Kobe Bryant was born to score. He's made that very clear during a 16-year career with the Los Angeles Lakers in which he's piled up 29,484 points—fifth all time in NBA history, seventh in NBA/ABA history if you include the numbers accrued by Dr. J and Moses Malone with the red-white-and-blue ball.
He'd likely need to play at least another five or six years to catch fellow Laker legend Kareem Abdul-Jabbar atop the list, though Kobe wouldn't seem too keen to stick around that long when you hear him tell it.
If Kobe plays his cards right, though, he won't need nearly that much time to equal another legend in another, more historically significant category.

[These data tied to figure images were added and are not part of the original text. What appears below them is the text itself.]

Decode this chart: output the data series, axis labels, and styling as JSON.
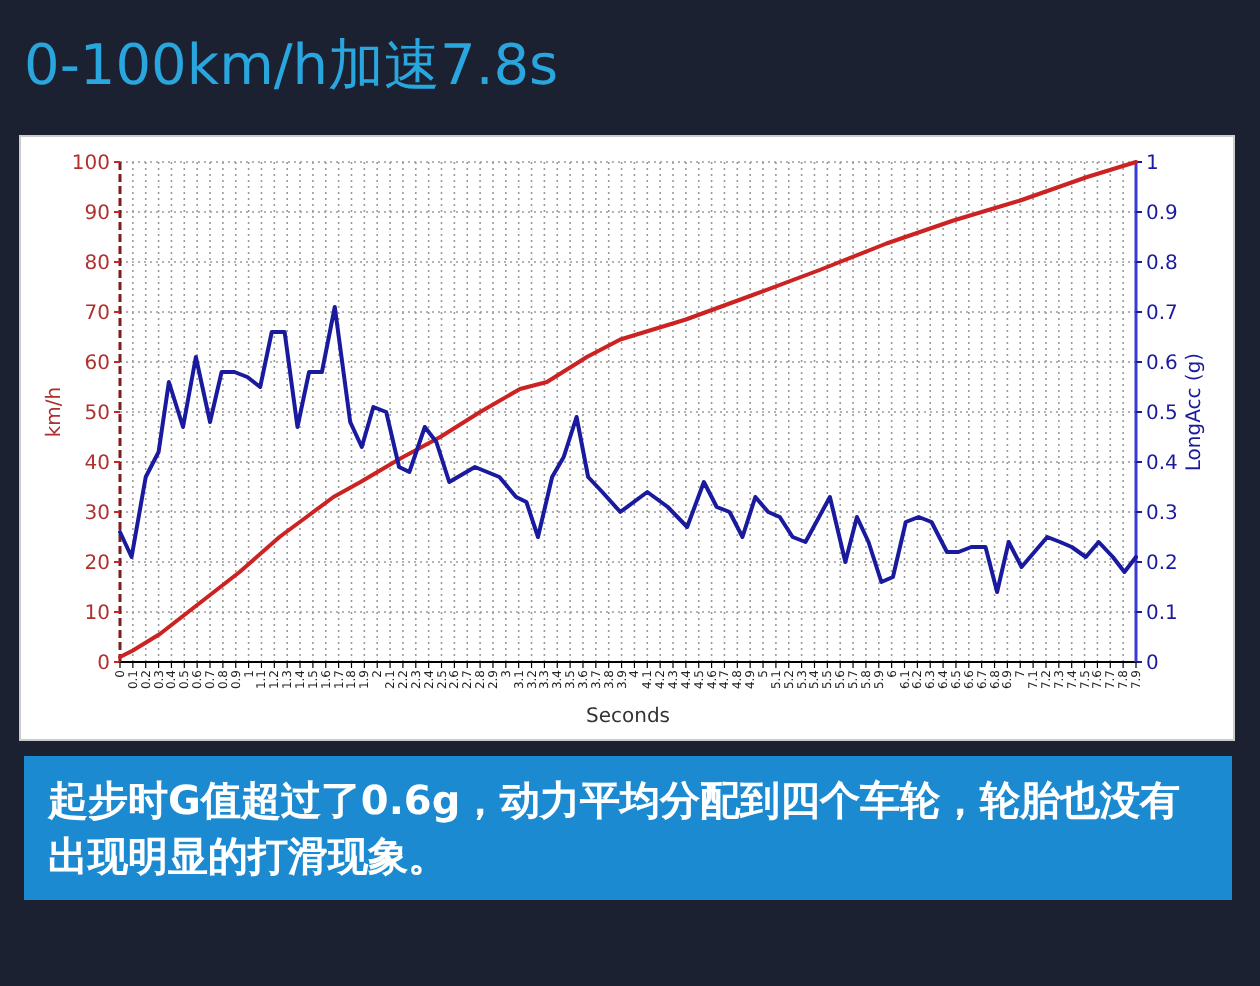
{
  "chart_data": {
    "type": "line",
    "title": "0-100km/h加速7.8s",
    "xlabel": "Seconds",
    "ylabel": "km/h",
    "y2label": "LongAcc (g)",
    "annotations": [
      "起步时G值超过了0.6g，动力平均分配到四个车轮，轮胎也没有出现明显的打滑现象。"
    ],
    "xlim": [
      0,
      7.9
    ],
    "xticks": [
      0,
      0.1,
      0.2,
      0.3,
      0.4,
      0.5,
      0.6,
      0.7,
      0.8,
      0.9,
      1,
      1.1,
      1.2,
      1.3,
      1.4,
      1.5,
      1.6,
      1.7,
      1.8,
      1.9,
      2,
      2.1,
      2.2,
      2.3,
      2.4,
      2.5,
      2.6,
      2.7,
      2.8,
      2.9,
      3,
      3.1,
      3.2,
      3.3,
      3.4,
      3.5,
      3.6,
      3.7,
      3.8,
      3.9,
      4,
      4.1,
      4.2,
      4.3,
      4.4,
      4.5,
      4.6,
      4.7,
      4.8,
      4.9,
      5,
      5.1,
      5.2,
      5.3,
      5.4,
      5.5,
      5.6,
      5.7,
      5.8,
      5.9,
      6,
      6.1,
      6.2,
      6.3,
      6.4,
      6.5,
      6.6,
      6.7,
      6.8,
      6.9,
      7,
      7.1,
      7.2,
      7.3,
      7.4,
      7.5,
      7.6,
      7.7,
      7.8,
      7.9
    ],
    "ylim": [
      0,
      100
    ],
    "yticks": [
      0,
      10,
      20,
      30,
      40,
      50,
      60,
      70,
      80,
      90,
      100
    ],
    "y2lim": [
      0,
      1
    ],
    "y2ticks": [
      0,
      0.1,
      0.2,
      0.3,
      0.4,
      0.5,
      0.6,
      0.7,
      0.8,
      0.9,
      1
    ],
    "grid": true,
    "series": [
      {
        "color": "#cc2222",
        "x": [
          0,
          0.1,
          0.31,
          0.62,
          0.93,
          1.24,
          1.45,
          1.66,
          1.87,
          2.18,
          2.49,
          2.8,
          3.11,
          3.32,
          3.63,
          3.89,
          4.4,
          4.92,
          5.44,
          5.96,
          6.48,
          7.0,
          7.52,
          7.9
        ],
        "values": [
          1,
          2.3,
          5.6,
          11.8,
          18,
          25,
          29,
          33,
          36,
          40.7,
          45,
          50,
          54.6,
          56,
          61,
          64.5,
          68.5,
          73.4,
          78.4,
          83.7,
          88.3,
          92.3,
          97,
          100
        ]
      },
      {
        "color": "#1a1a9e",
        "axis": "y2",
        "x": [
          0,
          0.09,
          0.2,
          0.3,
          0.38,
          0.49,
          0.59,
          0.7,
          0.79,
          0.89,
          0.99,
          1.09,
          1.18,
          1.28,
          1.38,
          1.47,
          1.57,
          1.67,
          1.79,
          1.88,
          1.97,
          2.07,
          2.17,
          2.25,
          2.37,
          2.46,
          2.56,
          2.76,
          2.95,
          3.08,
          3.16,
          3.25,
          3.36,
          3.45,
          3.55,
          3.64,
          3.75,
          3.89,
          4.1,
          4.26,
          4.41,
          4.54,
          4.64,
          4.74,
          4.84,
          4.94,
          5.04,
          5.13,
          5.23,
          5.33,
          5.52,
          5.64,
          5.73,
          5.82,
          5.92,
          6.01,
          6.11,
          6.21,
          6.31,
          6.43,
          6.52,
          6.62,
          6.73,
          6.82,
          6.91,
          7.01,
          7.21,
          7.31,
          7.4,
          7.51,
          7.61,
          7.72,
          7.81,
          7.9
        ],
        "values": [
          0.26,
          0.21,
          0.37,
          0.42,
          0.56,
          0.47,
          0.61,
          0.48,
          0.58,
          0.58,
          0.57,
          0.55,
          0.66,
          0.66,
          0.47,
          0.58,
          0.58,
          0.71,
          0.48,
          0.43,
          0.51,
          0.5,
          0.39,
          0.38,
          0.47,
          0.44,
          0.36,
          0.39,
          0.37,
          0.33,
          0.32,
          0.25,
          0.37,
          0.41,
          0.49,
          0.37,
          0.34,
          0.3,
          0.34,
          0.31,
          0.27,
          0.36,
          0.31,
          0.3,
          0.25,
          0.33,
          0.3,
          0.29,
          0.25,
          0.24,
          0.33,
          0.2,
          0.29,
          0.24,
          0.16,
          0.17,
          0.28,
          0.29,
          0.28,
          0.22,
          0.22,
          0.23,
          0.23,
          0.14,
          0.24,
          0.19,
          0.25,
          0.24,
          0.23,
          0.21,
          0.24,
          0.21,
          0.18,
          0.21
        ]
      }
    ]
  }
}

I'm referring, of course, to Michael Jordan—the standard-bearer for swingmen—and his six career NBA championships. The Black Mamba already has five to his credit and may well wind up with a sixth of his own at the end of the 2012-13 season, now that the Lakers have added Dwight Howard and Steve Nash to his "supporting cast."
Interestingly enough, GM Mitch Kupchak's brilliant offseason moves have only intensified the pressure under which Kobe will play during the upcoming campaign. Rightly or wrongly, Kobe will be vilified by the basketball world (and even by some folks in LA) if he "screws this up," if he fails to lead another victory parade down Figueroa St. next spring.

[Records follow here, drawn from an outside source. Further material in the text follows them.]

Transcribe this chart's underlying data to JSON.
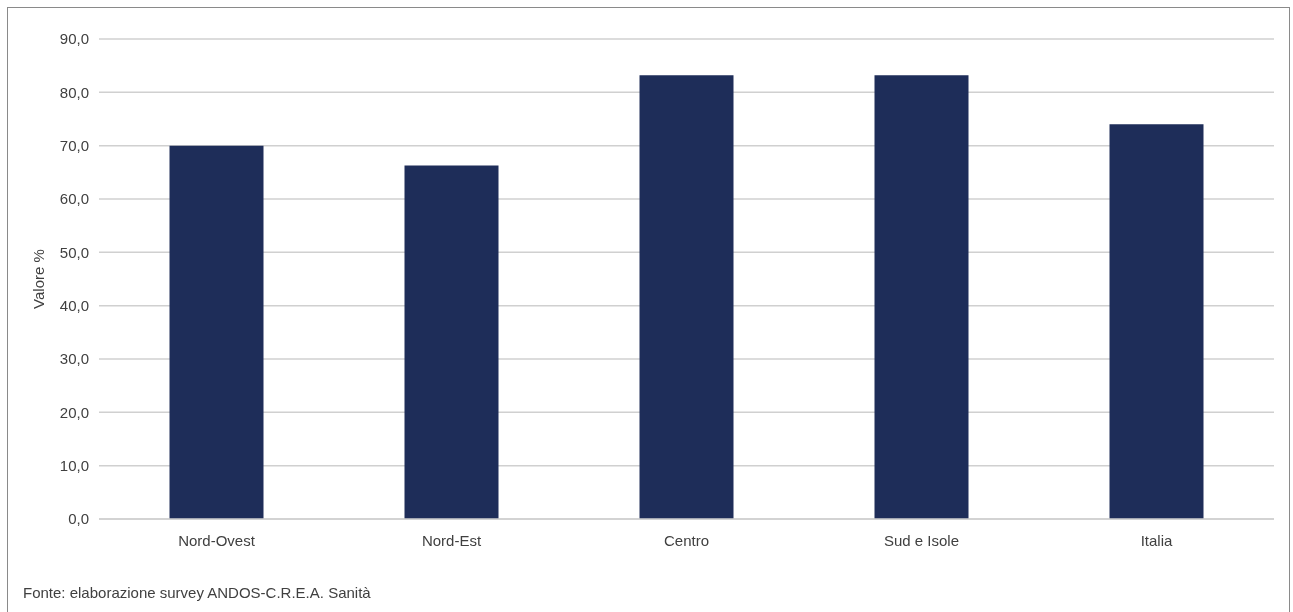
{
  "chart_data": {
    "type": "bar",
    "categories": [
      "Nord-Ovest",
      "Nord-Est",
      "Centro",
      "Sud e Isole",
      "Italia"
    ],
    "values": [
      70.0,
      66.3,
      83.2,
      83.2,
      74.0
    ],
    "color": "#1e2d59",
    "ylabel": "Valore %",
    "ylim": [
      0,
      90
    ],
    "yticks": [
      {
        "value": 0,
        "label": "0,0"
      },
      {
        "value": 10,
        "label": "10,0"
      },
      {
        "value": 20,
        "label": "20,0"
      },
      {
        "value": 30,
        "label": "30,0"
      },
      {
        "value": 40,
        "label": "40,0"
      },
      {
        "value": 50,
        "label": "50,0"
      },
      {
        "value": 60,
        "label": "60,0"
      },
      {
        "value": 70,
        "label": "70,0"
      },
      {
        "value": 80,
        "label": "80,0"
      },
      {
        "value": 90,
        "label": "90,0"
      }
    ],
    "grid": "y",
    "annotations": [
      "Fonte: elaborazione survey ANDOS-C.R.E.A. Sanità"
    ]
  }
}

You'll hear all the same tropes before, during and (possibly) after the season about how Kobe's too old, too selfish and too concerned with his own individual accolades to make it work, even with an all-star cast.
There will be memes about Kobe's passing (or supposed lack thereof) and endless debates between Stephen A. Smith and Skip Bayless over which bloviator can bury him in a more verbose fashion.
Thing is, it isn't just Kobe's ego that may or may not be the main impediment to the Lakers writing a happy ending for themselves. Again, Kobe is a scorer, first and foremost. It's been his life's work to put the ball in the basket at a prodigious pace, sometimes to the detriment of his own team's success.
But to assume that Kobe, at 34, is willing to trade winning for numbers is to overlook another distinct possibility—he believes (perhaps instinctually) that his team's interests are best served with the ball in his hands. It's simply in his nature to take shots when his team is down, regardless of who else he's playing with.
Not that such a fatalistic approach is of any comfort to fans of the Purple and Gold. If anything, it'd suggest that there's no changing the Mamba. What you see is what you get.
By the same token, Kobe's no fool. He's a thinking man's basketball player, perhaps the smartest of his peers. As Kobe told Graham Bensinger of Yahoo! Sports prior to the 2012 London Olympics, he's scrutinized his own game before, wondering whether he should shoot less and pass more.
Yet, even in those times of doubt, Bryant has come back around to the same advice that His Airness once bestowed upon him—be yourself; play your game and others will adjust.
In that wisdom from MJ lies the key to the Lakers season. Yes, Kobe would be wise to tweak his game somewhat. He'll had to get used to having Steve Nash handling the ball and Dwight Howard doing much of the scoring down low.
But, Kobe's fundamental mission is the same. He wants to win, and his biggest contribution to such an endeavor will come in the scoring column.
That's been the Mamba's modus operandi all along, including those five seasons that've ended with another bejeweled ring on his finger, and it isn't likely to change any time soon.
It's not about Kobe changing, so much as learning to be himself within a different context. He can be the Lakers' go-to scorer without dominating possession of the ball. He can be the focal point of the team without trying to be the team itself.
Kobe should be amenable, if not entirely adaptable, to such circumstances. He won three titles as Shaquille O'Neal's superstar sidekick early in his career, and after a bit of a rough patch, came into his own as the best player on two championship teams with Pau Gasol and Andrew Bynum by his side.
His recently reduced role amidst Team USA's journey to the gold medal should serve as a template (albeit in the extreme) for how Bryant might settle in as a specialist going forward.
The Mamba knows what it takes to win, and as his retirement talk indicates, he seems to understand that he can't carry a team all by himself if that team's going to win anything of consequence. Nobody's asking him to be anything other than a scorer, but rather that he tone down the extent to and frequency with which he takes over games in that role.
Kobe's no dummy in this regard. As Steve Kerr recently remarked to Ben Bolch of The Los Angeles Times with regard to the Lakers' star-studded lineup coming together:
I think it will happen quickly because they have guys who are really smart players between Kobe and Nash and Gasol in particular. Those three guys are basketball savants and they're also all at the stage where they have nothing to prove individually, so all their efforts will go into trying to make this thing work.
That's the hope, anyway—that Kobe won't be out to prove that he, like a mid-30s MJ, can carry a team to a title; that he can subvert his own desire to chase down Kareem's scoring record as he attempts to match the big fella's ring total.
Because the only thing that strokes Kobe's ego more than scoring points and being the man is winning.